Tuesday, August 16, 2011

girlhood

My mother was born in 1955 on Long Island, New York.  Her mother was a homemaker and her father was a cabbie.  He was in the war, but he didn't talk about it.  Her mother was an awesome cook who made a lot of things her mother and grandmother made; this was a household of traditions.

My mother was a Girl Scout.  At least a Brownie - I have a framed picture of her in uniform, standing with her brother the Boy Scout and her sister, who is a Cadette in the picture I think.  She was the fourth child of seven; she had just the one sister.

She had very blonde hair, all the way until adulthood, when it would suddenly grow dark unless she kept using Sun-In (or, when I was younger, lemon juice and water in a pump hairspray bottle).

When she was six, my mother had rheumatic fever, and it was bad enough that they feared for her life.  She didn't remember much about it, except the needles, and the fact that she missed Easter and her birthday that year.

Easter was a big deal, hats and new dresses.  When my mother was a girl, they still had to wear their hats in church, and gloves every Sunday.

On St. Patrick's Day, my grandfather would wear orange, a sign of protest to annoy the little old Irish Catholic ladies he drove to church every week.  My mother grew up in a world wear the Polish kids lived on one street, the Irish on another, the Italians on yet another.

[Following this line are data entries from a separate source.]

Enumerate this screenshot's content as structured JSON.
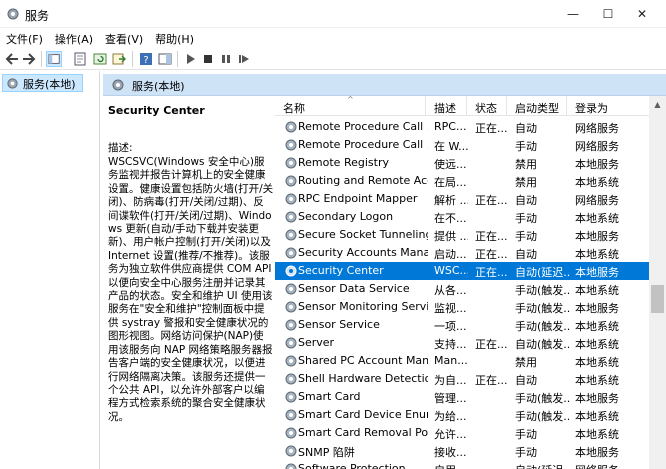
{
  "window": {
    "title": "服务",
    "minimize": "—",
    "maximize": "☐",
    "close": "✕"
  },
  "menu": [
    "文件(F)",
    "操作(A)",
    "查看(V)",
    "帮助(H)"
  ],
  "tree": {
    "root_label": "服务(本地)"
  },
  "pane_header": {
    "title": "服务(本地)"
  },
  "details": {
    "title": "Security Center",
    "label": "描述:",
    "text": "WSCSVC(Windows 安全中心)服务监视并报告计算机上的安全健康设置。健康设置包括防火墙(打开/关闭)、防病毒(打开/关闭/过期)、反间谍软件(打开/关闭/过期)、Windows 更新(自动/手动下载并安装更新)、用户帐户控制(打开/关闭)以及 Internet 设置(推荐/不推荐)。该服务为独立软件供应商提供 COM API 以便向安全中心服务注册并记录其产品的状态。安全和维护 UI 使用该服务在\"安全和维护\"控制面板中提供 systray 警报和安全健康状况的图形视图。网络访问保护(NAP)使用该服务向 NAP 网络策略服务器报告客户端的安全健康状况，以便进行网络隔离决策。该服务还提供一个公共 API，以允许外部客户以编程方式检索系统的聚合安全健康状况。"
  },
  "columns": {
    "name": "名称",
    "desc": "描述",
    "status": "状态",
    "startup": "启动类型",
    "logon": "登录为"
  },
  "services": [
    {
      "name": "Remote Procedure Call ...",
      "desc": "RPC...",
      "status": "正在...",
      "startup": "自动",
      "logon": "网络服务",
      "selected": false
    },
    {
      "name": "Remote Procedure Call ...",
      "desc": "在 W...",
      "status": "",
      "startup": "手动",
      "logon": "网络服务",
      "selected": false
    },
    {
      "name": "Remote Registry",
      "desc": "使远...",
      "status": "",
      "startup": "禁用",
      "logon": "本地服务",
      "selected": false
    },
    {
      "name": "Routing and Remote Acc...",
      "desc": "在局...",
      "status": "",
      "startup": "禁用",
      "logon": "本地系统",
      "selected": false
    },
    {
      "name": "RPC Endpoint Mapper",
      "desc": "解析 ...",
      "status": "正在...",
      "startup": "自动",
      "logon": "网络服务",
      "selected": false
    },
    {
      "name": "Secondary Logon",
      "desc": "在不...",
      "status": "",
      "startup": "手动",
      "logon": "本地系统",
      "selected": false
    },
    {
      "name": "Secure Socket Tunneling ...",
      "desc": "提供 ...",
      "status": "正在...",
      "startup": "手动",
      "logon": "本地服务",
      "selected": false
    },
    {
      "name": "Security Accounts Manag...",
      "desc": "启动...",
      "status": "正在...",
      "startup": "自动",
      "logon": "本地系统",
      "selected": false
    },
    {
      "name": "Security Center",
      "desc": "WSC...",
      "status": "正在...",
      "startup": "自动(延迟...",
      "logon": "本地服务",
      "selected": true
    },
    {
      "name": "Sensor Data Service",
      "desc": "从各...",
      "status": "",
      "startup": "手动(触发...",
      "logon": "本地系统",
      "selected": false
    },
    {
      "name": "Sensor Monitoring Service",
      "desc": "监视...",
      "status": "",
      "startup": "手动(触发...",
      "logon": "本地服务",
      "selected": false
    },
    {
      "name": "Sensor Service",
      "desc": "一项...",
      "status": "",
      "startup": "手动(触发...",
      "logon": "本地系统",
      "selected": false
    },
    {
      "name": "Server",
      "desc": "支持...",
      "status": "正在...",
      "startup": "自动(触发...",
      "logon": "本地系统",
      "selected": false
    },
    {
      "name": "Shared PC Account Mana...",
      "desc": "Man...",
      "status": "",
      "startup": "禁用",
      "logon": "本地系统",
      "selected": false
    },
    {
      "name": "Shell Hardware Detection",
      "desc": "为自...",
      "status": "正在...",
      "startup": "自动",
      "logon": "本地系统",
      "selected": false
    },
    {
      "name": "Smart Card",
      "desc": "管理...",
      "status": "",
      "startup": "手动(触发...",
      "logon": "本地服务",
      "selected": false
    },
    {
      "name": "Smart Card Device Enum...",
      "desc": "为给...",
      "status": "",
      "startup": "手动(触发...",
      "logon": "本地系统",
      "selected": false
    },
    {
      "name": "Smart Card Removal Poli...",
      "desc": "允许...",
      "status": "",
      "startup": "手动",
      "logon": "本地系统",
      "selected": false
    },
    {
      "name": "SNMP 陷阱",
      "desc": "接收...",
      "status": "",
      "startup": "手动",
      "logon": "本地服务",
      "selected": false
    },
    {
      "name": "Software Protection",
      "desc": "启用...",
      "status": "",
      "startup": "自动(延迟...",
      "logon": "网络服务",
      "selected": false
    }
  ],
  "icons": {
    "app": "gear-icon",
    "service": "gear-icon"
  },
  "colors": {
    "selection": "#0078d7",
    "header_band": "#cfe3f7",
    "tree_selection": "#cce8ff"
  }
}
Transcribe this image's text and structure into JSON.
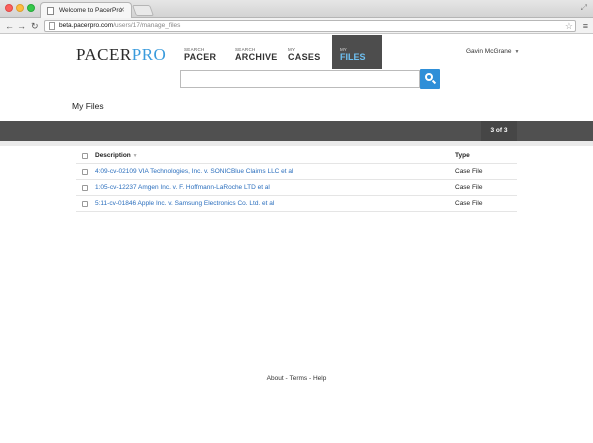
{
  "browser": {
    "tab_title": "Welcome to PacerPro",
    "url_host": "beta.pacerpro.com",
    "url_path": "/users/17/manage_files"
  },
  "header": {
    "logo_pacer": "PACER",
    "logo_pro": "PRO",
    "nav": [
      {
        "small": "SEARCH",
        "big": "PACER"
      },
      {
        "small": "SEARCH",
        "big": "ARCHIVE"
      },
      {
        "small": "MY",
        "big": "CASES"
      },
      {
        "small": "MY",
        "big": "FILES"
      }
    ],
    "user_name": "Gavin McGrane"
  },
  "search": {
    "value": "",
    "placeholder": ""
  },
  "page": {
    "title": "My Files",
    "count": "3 of 3"
  },
  "table": {
    "columns": [
      "Description",
      "Type"
    ],
    "rows": [
      {
        "description": "4:09-cv-02109 VIA Technologies, Inc. v. SONICBlue Claims LLC et al",
        "type": "Case File"
      },
      {
        "description": "1:05-cv-12237 Amgen Inc. v. F. Hoffmann-LaRoche LTD et al",
        "type": "Case File"
      },
      {
        "description": "5:11-cv-01846 Apple Inc. v. Samsung Electronics Co. Ltd. et al",
        "type": "Case File"
      }
    ]
  },
  "footer": {
    "about": "About",
    "terms": "Terms",
    "help": "Help",
    "sep": " - "
  },
  "colors": {
    "accent": "#2f8fd8",
    "link": "#2a6ebd",
    "active_nav_bg": "#4d4d4d",
    "bar_bg": "#505050"
  }
}
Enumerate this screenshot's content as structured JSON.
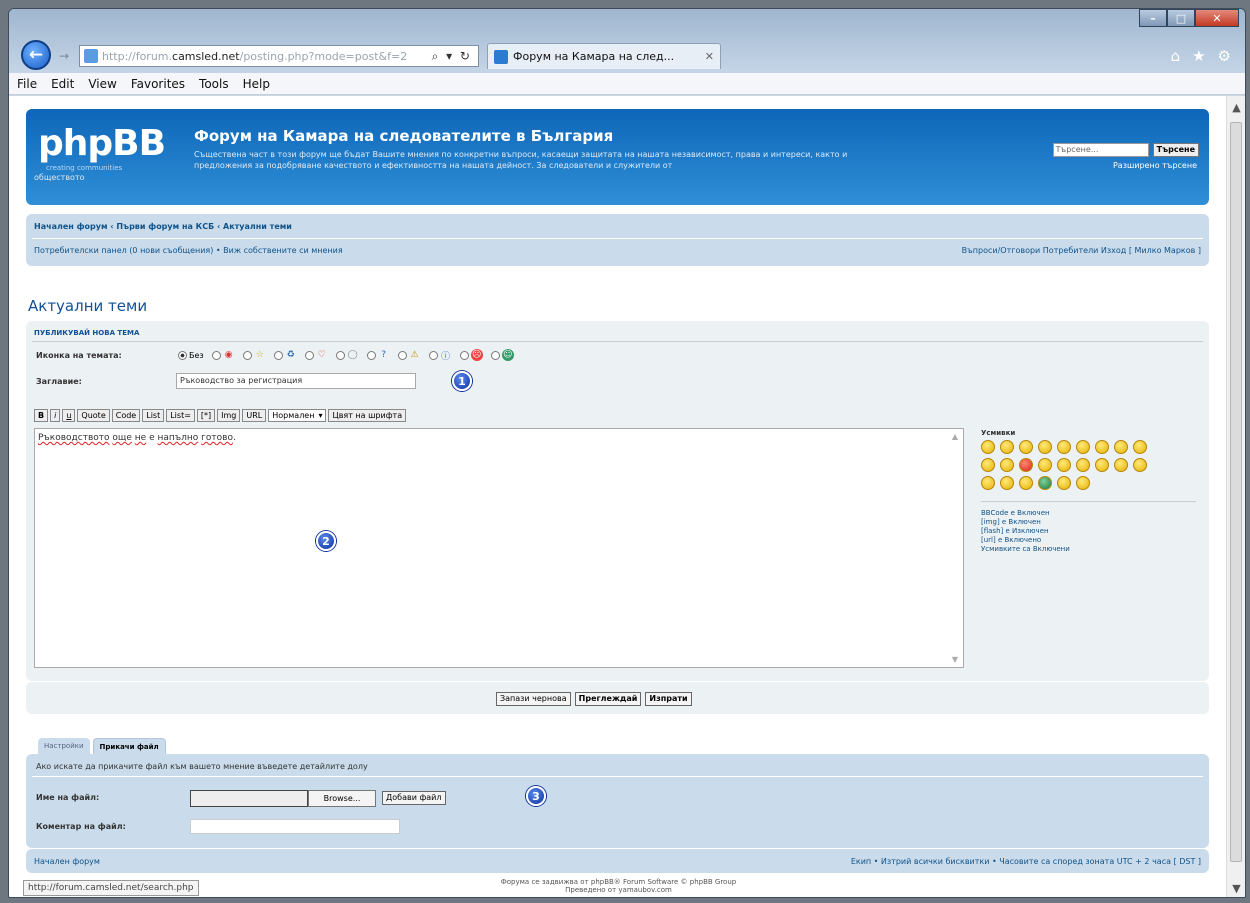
{
  "browser": {
    "url_prefix": "http://forum.",
    "url_domain": "camsled.net",
    "url_suffix": "/posting.php?mode=post&f=2",
    "tab_title": "Форум на Камара на след...",
    "menu": [
      "File",
      "Edit",
      "View",
      "Favorites",
      "Tools",
      "Help"
    ],
    "status_url": "http://forum.camsled.net/search.php"
  },
  "header": {
    "logo": "phpBB",
    "logo_sub": "creating communities",
    "site_title": "Форум на Камара на следователите в България",
    "site_desc": "Съществена част в този форум ще бъдат Вашите мнения по конкретни въпроси, касаещи защитата на нашата независимост, права и интереси, както и предложения за подобряване качеството и ефективността на нашата дейност. За следователи и служители от",
    "site_desc2": "обществото",
    "search_placeholder": "Търсене...",
    "search_button": "Търсене",
    "advanced_search": "Разширено търсене"
  },
  "nav": {
    "breadcrumb": "Начален форум ‹ Първи форум на КСБ ‹ Актуални теми",
    "ucp": "Потребителски панел (0 нови съобщения) • Виж собствените си мнения",
    "right": "Въпроси/Отговори  Потребители  Изход [ Милко Марков ]"
  },
  "page_title": "Актуални теми",
  "post": {
    "heading": "Публикувай нова тема",
    "icon_label": "Иконка на темата:",
    "icon_none": "Без",
    "subject_label": "Заглавие:",
    "subject_value": "Ръководство за регистрация",
    "toolbar": [
      "B",
      "i",
      "u",
      "Quote",
      "Code",
      "List",
      "List=",
      "[*]",
      "Img",
      "URL"
    ],
    "font_size": "Нормален",
    "font_color": "Цвят на шрифта",
    "message_words": [
      {
        "t": "Ръководството",
        "err": true
      },
      {
        "t": " ",
        "err": false
      },
      {
        "t": "още",
        "err": true
      },
      {
        "t": " ",
        "err": false
      },
      {
        "t": "не",
        "err": true
      },
      {
        "t": " е ",
        "err": false
      },
      {
        "t": "напълно",
        "err": true
      },
      {
        "t": " ",
        "err": false
      },
      {
        "t": "готово",
        "err": true
      },
      {
        "t": ".",
        "err": false
      }
    ],
    "smilies_label": "Усмивки",
    "bbcode_info": [
      "BBCode е Включен",
      "[img] е Включен",
      "[flash] е Изключен",
      "[url] е Включено",
      "Усмивките са Включени"
    ],
    "buttons": {
      "draft": "Запази чернова",
      "preview": "Преглеждай",
      "submit": "Изпрати"
    }
  },
  "badges": {
    "b1": "1",
    "b2": "2",
    "b3": "3"
  },
  "attach": {
    "tab_options": "Настройки",
    "tab_upload": "Прикачи файл",
    "desc": "Ако искате да прикачите файл към вашето мнение въведете детайлите долу",
    "file_label": "Име на файл:",
    "browse": "Browse...",
    "add_file": "Добави файл",
    "comment_label": "Коментар на файл:"
  },
  "footer": {
    "left": "Начален форум",
    "right": "Екип • Изтрий всички бисквитки • Часовите са според зоната UTC + 2 часа [ DST ]",
    "copyright_1": "Форума се задвижва от phpBB® Forum Software © phpBB Group",
    "copyright_2": "Преведено от yamaubov.com"
  },
  "colors": {
    "header_blue": "#105289",
    "nav_bg": "#cadceb",
    "panel_bg": "#ecf1f3"
  }
}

There were never a lot of stories of growing up, not real stories, about playing with the neighborhood kids or getting into scrapes or any mad adventures that only kids have.  Mom talked about the food her mother cooked, about always being "Billy's little sister" to teachers, and sometimes what they watched on television.  She remembered the moon landing pretty vividly, and always told us how it rained in New York that day.

In my mother's house, the New York Yankees were the team to watch, and they didn't really watch football.  Her father was a baseball man.  And a Republican, in a neighborhood that wasn't.  She told me that with a wry look on her face, and about how her father used that when he picked on the little old Irish ladies, too.

Mom lettered in field hockey in high school.  She never showed me pictures of this, so in my head she looks like Jodie Foster in Freaky Friday.  It kind of works.  Jodie had blonde hair, too.

I look sometimes at the small stack of pictures I have from my mom's childhood - there are more, in her photo albums back home - and I try to see what she wasn't telling me.  They didn't smile a lot in the pictures, but then they were always facing the sun, and so many of the pictures are posed.  You can hear my grandmother: "Stand closer together, go on, pretend you like each other."  I try to imagine the little girl in the dress running as soon as the shutter clicked, to grab her bike or her book or to find her best friend.

I know what she did once she left home.  I know almost all of those stories.  Going to court reporting school, changing her mind.  Joining the Navy to see the world.  Meeting my dad, in a foreign country where she never did know the language.  Marrying him, even though he was a Catholic, and how they had a big steak dinner at their reception.  Living in an apartment in Rota just below avowed Communists, who owned a big Doberman who always ran down the stairs barking when Mom had her arms full of groceries.  Coming back to the States, pregnant with me, and going to her own mother's funeral.  And all the stories after.

I just wonder, though.  Did she giggle a lot?  Did she like to bury her nose in a book the way she did as an adult?  Did she play just with the kids on her street, or did she branch out?

The only way I can ever think to connect with my mom as a girl is to make her cucumber salad, the recipe has been handed down through the German side of the family on her mother's side.  When the apple cider vinegar smell hits the air, I think maybe our girlhoods collide there.  Maybe there, we understand each other.